Global Economy Expert

Timothy Taylor is an American economist. He is managing editor of the Journal of Economic Perspectives, a quarterly academic journal produced at Macalester College and published by the American Economic Association. Taylor received his Bachelor of Arts degree from Haverford College and a master's degree in economics from Stanford University. At Stanford, he was winner of the award for excellent teaching in a large class (more than 30 students) given by the Associated Students of Stanford University. At Minnesota, he was named a Distinguished Lecturer by the Department of Economics and voted Teacher of the Year by the master's degree students at the Hubert H. Humphrey Institute of Public Affairs. Taylor has been a guest speaker for groups of teachers of high school economics, visiting diplomats from eastern Europe, talk-radio shows, and community groups. From 1989 to 1997, Professor Taylor wrote an economics opinion column for the San Jose Mercury-News. He has published multiple lectures on economics through The Teaching Company.

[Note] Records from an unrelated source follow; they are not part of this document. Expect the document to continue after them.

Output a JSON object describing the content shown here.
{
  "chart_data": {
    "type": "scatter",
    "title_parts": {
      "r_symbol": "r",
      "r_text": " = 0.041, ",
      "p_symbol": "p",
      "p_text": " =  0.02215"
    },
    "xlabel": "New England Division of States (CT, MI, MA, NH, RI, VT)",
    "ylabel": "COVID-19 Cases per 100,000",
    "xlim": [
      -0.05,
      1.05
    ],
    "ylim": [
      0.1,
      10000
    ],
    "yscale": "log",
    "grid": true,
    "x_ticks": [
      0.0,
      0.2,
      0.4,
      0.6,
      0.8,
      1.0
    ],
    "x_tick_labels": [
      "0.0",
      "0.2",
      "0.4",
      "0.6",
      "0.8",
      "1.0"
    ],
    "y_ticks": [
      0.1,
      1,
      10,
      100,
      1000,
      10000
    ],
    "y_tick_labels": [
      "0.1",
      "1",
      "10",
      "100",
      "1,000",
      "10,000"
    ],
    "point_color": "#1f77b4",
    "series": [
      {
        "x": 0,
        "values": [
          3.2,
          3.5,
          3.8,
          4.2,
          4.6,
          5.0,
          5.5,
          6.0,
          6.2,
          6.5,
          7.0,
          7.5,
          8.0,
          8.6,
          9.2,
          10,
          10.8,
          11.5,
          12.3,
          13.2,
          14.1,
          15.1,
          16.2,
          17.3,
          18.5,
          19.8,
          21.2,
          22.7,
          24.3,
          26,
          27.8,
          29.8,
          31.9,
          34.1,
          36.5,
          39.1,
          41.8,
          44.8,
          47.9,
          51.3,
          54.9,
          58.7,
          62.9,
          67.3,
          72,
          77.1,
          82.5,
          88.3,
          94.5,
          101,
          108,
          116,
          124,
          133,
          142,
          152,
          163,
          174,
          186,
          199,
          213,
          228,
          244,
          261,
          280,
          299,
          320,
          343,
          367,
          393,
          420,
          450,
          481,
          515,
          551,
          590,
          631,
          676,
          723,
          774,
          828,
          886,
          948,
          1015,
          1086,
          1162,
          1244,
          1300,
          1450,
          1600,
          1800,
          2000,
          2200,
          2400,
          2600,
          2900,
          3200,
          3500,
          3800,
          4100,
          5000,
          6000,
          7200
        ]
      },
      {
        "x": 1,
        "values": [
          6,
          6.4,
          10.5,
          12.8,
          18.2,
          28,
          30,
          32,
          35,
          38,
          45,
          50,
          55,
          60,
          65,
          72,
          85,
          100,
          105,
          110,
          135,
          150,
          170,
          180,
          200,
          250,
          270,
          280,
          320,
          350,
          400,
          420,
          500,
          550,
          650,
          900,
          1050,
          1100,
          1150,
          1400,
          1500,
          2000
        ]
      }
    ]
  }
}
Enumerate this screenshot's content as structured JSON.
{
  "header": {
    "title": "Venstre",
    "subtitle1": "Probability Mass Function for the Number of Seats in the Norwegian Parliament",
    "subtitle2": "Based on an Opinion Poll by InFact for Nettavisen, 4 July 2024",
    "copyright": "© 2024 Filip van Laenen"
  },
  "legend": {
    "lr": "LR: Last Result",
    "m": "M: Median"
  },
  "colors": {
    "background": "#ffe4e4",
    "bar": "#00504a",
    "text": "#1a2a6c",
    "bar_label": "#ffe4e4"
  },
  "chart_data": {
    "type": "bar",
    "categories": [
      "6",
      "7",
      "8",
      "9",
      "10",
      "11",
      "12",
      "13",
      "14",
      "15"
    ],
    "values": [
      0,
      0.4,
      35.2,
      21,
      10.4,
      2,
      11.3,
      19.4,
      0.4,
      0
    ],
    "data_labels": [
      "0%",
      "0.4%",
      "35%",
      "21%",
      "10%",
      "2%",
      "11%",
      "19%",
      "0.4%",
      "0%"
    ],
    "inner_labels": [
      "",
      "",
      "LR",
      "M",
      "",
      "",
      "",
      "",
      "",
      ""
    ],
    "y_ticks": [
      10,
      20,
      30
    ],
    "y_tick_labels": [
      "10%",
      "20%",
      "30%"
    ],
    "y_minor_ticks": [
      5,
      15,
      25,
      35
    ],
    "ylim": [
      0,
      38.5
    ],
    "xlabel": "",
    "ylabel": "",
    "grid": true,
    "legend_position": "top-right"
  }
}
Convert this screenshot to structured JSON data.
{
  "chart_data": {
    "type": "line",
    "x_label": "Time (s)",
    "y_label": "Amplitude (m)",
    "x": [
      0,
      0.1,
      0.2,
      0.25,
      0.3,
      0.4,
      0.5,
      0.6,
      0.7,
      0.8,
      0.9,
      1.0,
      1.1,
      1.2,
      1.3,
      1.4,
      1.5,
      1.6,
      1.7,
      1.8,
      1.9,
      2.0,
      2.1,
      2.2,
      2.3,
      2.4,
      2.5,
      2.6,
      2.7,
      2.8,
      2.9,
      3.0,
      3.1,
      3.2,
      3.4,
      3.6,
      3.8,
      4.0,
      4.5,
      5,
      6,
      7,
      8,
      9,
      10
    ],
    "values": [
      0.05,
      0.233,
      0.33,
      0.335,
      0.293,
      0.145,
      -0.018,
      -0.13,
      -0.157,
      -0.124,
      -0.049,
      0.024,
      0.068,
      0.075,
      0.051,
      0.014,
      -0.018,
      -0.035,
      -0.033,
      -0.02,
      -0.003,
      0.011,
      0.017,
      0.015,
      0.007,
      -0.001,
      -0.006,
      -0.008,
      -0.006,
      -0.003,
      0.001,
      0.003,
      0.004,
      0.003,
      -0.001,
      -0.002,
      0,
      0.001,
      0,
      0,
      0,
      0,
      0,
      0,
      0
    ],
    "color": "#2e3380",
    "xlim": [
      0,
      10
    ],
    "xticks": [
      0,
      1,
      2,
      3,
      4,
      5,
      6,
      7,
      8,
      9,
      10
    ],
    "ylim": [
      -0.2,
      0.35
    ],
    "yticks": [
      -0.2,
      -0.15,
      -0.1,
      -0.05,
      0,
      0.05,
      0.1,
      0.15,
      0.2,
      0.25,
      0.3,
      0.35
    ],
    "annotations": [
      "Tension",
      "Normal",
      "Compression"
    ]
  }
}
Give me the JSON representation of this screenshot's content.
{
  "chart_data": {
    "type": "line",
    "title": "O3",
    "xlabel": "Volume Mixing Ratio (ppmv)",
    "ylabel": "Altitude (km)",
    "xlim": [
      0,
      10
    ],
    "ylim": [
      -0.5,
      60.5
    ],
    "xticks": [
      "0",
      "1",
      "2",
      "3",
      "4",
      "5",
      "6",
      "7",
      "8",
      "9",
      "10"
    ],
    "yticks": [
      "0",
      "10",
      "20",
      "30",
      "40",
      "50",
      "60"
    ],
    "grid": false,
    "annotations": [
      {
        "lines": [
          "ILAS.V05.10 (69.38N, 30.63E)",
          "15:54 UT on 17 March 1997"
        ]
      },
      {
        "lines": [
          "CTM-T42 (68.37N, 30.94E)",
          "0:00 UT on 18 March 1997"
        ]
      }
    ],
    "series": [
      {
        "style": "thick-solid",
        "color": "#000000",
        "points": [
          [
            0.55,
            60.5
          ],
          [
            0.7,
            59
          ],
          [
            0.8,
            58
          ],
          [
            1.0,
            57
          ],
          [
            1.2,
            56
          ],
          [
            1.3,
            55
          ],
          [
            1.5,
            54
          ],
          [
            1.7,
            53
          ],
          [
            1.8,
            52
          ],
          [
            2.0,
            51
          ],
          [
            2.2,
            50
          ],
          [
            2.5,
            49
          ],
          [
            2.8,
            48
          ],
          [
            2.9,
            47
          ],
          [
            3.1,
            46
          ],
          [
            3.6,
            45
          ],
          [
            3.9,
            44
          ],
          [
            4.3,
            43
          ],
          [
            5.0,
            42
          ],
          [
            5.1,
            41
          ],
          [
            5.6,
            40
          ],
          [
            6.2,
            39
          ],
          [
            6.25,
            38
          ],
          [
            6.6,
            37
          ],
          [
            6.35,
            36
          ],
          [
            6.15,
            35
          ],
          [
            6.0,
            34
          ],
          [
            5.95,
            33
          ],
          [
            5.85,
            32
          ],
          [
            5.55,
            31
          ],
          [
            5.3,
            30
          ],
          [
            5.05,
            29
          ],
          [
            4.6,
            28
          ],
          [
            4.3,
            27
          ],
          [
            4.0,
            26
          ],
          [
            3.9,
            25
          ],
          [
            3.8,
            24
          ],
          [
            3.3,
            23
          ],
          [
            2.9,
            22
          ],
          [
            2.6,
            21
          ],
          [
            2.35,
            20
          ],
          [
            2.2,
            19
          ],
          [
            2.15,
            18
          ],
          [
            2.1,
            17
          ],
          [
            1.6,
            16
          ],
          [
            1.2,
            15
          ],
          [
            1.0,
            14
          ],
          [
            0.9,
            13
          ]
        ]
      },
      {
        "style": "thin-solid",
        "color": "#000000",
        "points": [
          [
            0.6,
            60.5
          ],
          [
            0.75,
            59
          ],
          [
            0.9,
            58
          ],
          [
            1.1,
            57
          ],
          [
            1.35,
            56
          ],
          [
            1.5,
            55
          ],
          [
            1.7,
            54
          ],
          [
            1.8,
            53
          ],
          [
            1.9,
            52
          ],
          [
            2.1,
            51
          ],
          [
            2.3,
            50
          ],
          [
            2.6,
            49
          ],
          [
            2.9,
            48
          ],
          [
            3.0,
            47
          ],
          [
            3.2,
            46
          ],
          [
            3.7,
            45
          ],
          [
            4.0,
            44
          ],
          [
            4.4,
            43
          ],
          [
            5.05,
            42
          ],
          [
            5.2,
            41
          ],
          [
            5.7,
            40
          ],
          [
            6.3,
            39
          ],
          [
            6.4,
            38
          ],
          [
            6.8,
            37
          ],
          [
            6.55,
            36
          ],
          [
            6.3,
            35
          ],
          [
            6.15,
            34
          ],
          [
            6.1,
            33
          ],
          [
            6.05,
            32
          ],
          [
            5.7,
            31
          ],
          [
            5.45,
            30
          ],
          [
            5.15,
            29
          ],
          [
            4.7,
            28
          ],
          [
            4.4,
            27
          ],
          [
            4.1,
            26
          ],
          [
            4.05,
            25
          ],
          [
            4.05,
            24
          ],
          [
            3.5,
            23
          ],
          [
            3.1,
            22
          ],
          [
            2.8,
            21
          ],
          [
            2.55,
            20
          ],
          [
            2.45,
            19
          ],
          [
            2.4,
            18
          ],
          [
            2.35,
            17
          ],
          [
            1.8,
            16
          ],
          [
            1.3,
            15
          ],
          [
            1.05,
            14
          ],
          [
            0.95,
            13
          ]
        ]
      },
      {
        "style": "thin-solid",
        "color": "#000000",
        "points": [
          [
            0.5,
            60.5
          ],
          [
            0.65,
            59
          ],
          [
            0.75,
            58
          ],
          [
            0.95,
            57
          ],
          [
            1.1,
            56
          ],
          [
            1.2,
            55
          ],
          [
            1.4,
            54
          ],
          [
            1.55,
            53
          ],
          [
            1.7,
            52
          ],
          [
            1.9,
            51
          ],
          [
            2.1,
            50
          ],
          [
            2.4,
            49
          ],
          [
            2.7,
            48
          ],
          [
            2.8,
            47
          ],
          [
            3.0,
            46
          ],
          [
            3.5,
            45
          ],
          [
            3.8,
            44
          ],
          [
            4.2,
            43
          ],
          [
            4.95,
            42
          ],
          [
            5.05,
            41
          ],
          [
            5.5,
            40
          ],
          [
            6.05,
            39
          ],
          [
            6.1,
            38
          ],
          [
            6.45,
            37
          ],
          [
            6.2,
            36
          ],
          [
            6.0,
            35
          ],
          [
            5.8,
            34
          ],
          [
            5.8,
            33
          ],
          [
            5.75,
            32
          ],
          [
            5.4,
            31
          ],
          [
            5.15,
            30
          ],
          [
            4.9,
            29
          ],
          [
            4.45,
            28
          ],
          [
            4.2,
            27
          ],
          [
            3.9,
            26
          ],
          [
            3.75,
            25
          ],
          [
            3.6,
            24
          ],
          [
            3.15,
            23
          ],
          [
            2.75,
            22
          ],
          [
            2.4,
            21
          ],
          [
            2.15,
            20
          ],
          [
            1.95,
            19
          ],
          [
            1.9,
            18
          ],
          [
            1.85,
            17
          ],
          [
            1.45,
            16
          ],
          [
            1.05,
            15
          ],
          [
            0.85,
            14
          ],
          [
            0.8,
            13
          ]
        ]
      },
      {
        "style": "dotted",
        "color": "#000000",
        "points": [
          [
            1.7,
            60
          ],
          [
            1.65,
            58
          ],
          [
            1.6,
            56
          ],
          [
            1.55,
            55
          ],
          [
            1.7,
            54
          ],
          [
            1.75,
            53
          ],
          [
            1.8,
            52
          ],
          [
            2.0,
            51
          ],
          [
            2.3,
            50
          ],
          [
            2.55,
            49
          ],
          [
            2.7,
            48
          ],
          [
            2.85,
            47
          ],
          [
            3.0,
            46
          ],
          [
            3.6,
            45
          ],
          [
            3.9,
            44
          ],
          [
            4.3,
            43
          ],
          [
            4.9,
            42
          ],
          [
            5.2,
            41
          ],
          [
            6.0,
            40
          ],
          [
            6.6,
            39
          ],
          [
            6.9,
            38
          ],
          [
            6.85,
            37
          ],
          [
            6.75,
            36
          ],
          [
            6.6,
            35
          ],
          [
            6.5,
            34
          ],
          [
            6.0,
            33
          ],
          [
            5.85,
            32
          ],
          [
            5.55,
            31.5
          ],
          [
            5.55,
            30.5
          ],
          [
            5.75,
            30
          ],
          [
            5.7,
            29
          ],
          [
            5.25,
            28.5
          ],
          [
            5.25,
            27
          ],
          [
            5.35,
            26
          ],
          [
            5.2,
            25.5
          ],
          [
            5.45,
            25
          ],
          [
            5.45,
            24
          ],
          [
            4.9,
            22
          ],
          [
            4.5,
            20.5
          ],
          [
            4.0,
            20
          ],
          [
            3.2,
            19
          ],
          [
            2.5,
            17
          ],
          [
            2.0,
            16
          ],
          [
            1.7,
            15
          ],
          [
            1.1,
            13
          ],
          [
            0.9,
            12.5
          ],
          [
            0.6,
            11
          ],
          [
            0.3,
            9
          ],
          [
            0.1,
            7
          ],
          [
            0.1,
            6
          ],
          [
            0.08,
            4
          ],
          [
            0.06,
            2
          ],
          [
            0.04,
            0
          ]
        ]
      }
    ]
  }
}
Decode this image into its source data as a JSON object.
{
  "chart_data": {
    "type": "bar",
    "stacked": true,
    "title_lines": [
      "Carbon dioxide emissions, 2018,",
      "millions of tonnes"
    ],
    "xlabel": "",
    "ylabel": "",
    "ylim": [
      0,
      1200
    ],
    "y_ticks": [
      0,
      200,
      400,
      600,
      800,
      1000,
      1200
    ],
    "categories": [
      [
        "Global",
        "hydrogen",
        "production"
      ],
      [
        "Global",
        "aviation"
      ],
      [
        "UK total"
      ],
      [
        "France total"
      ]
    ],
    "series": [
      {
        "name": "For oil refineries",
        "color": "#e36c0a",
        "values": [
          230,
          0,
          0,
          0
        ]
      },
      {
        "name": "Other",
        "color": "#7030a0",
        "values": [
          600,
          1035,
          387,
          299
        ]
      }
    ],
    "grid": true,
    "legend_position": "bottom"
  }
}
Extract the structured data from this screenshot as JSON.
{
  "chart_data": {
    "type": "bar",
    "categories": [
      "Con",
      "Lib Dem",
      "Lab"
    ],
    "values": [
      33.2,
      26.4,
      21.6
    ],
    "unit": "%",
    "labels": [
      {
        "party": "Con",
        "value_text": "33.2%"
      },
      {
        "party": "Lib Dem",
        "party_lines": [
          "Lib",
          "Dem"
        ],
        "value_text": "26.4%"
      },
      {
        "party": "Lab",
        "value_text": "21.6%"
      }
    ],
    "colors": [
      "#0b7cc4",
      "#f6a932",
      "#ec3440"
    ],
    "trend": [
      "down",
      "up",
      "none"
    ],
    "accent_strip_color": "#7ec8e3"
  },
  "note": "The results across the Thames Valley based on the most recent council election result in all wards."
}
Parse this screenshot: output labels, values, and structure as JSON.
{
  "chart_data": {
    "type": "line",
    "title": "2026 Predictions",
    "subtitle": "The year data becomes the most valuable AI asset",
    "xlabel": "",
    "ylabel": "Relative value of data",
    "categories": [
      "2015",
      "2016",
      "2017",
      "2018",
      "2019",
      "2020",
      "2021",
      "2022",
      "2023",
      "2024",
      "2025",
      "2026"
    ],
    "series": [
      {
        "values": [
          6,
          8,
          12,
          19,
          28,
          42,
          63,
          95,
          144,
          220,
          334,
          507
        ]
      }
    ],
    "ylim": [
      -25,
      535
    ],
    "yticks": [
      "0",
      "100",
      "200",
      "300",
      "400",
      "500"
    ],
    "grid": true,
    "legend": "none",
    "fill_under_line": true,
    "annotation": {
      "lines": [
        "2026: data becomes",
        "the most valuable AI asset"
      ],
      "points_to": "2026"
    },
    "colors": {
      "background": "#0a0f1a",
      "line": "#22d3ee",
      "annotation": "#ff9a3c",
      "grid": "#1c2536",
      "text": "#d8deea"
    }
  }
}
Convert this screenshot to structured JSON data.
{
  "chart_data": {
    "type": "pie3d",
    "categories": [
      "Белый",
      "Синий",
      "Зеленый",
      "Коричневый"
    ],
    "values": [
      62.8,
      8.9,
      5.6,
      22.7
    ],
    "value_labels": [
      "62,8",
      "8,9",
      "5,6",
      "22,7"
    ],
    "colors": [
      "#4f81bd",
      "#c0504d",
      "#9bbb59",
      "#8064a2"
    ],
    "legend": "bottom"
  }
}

With Rudolph Penner and Isabel Sawhill, he is co-author of Updating America's Social Contract (2000), whose first chapter provided an early radical centrist perspective, "An Agenda for the Radical Middle". Taylor is also the author of The Instant Economist: Everything You Need to Know About How the Economy Works, published by the Penguin Group in 2012. The fourth edition of Taylor's Principles of Economics textbook was published by Textbook Media in 2017.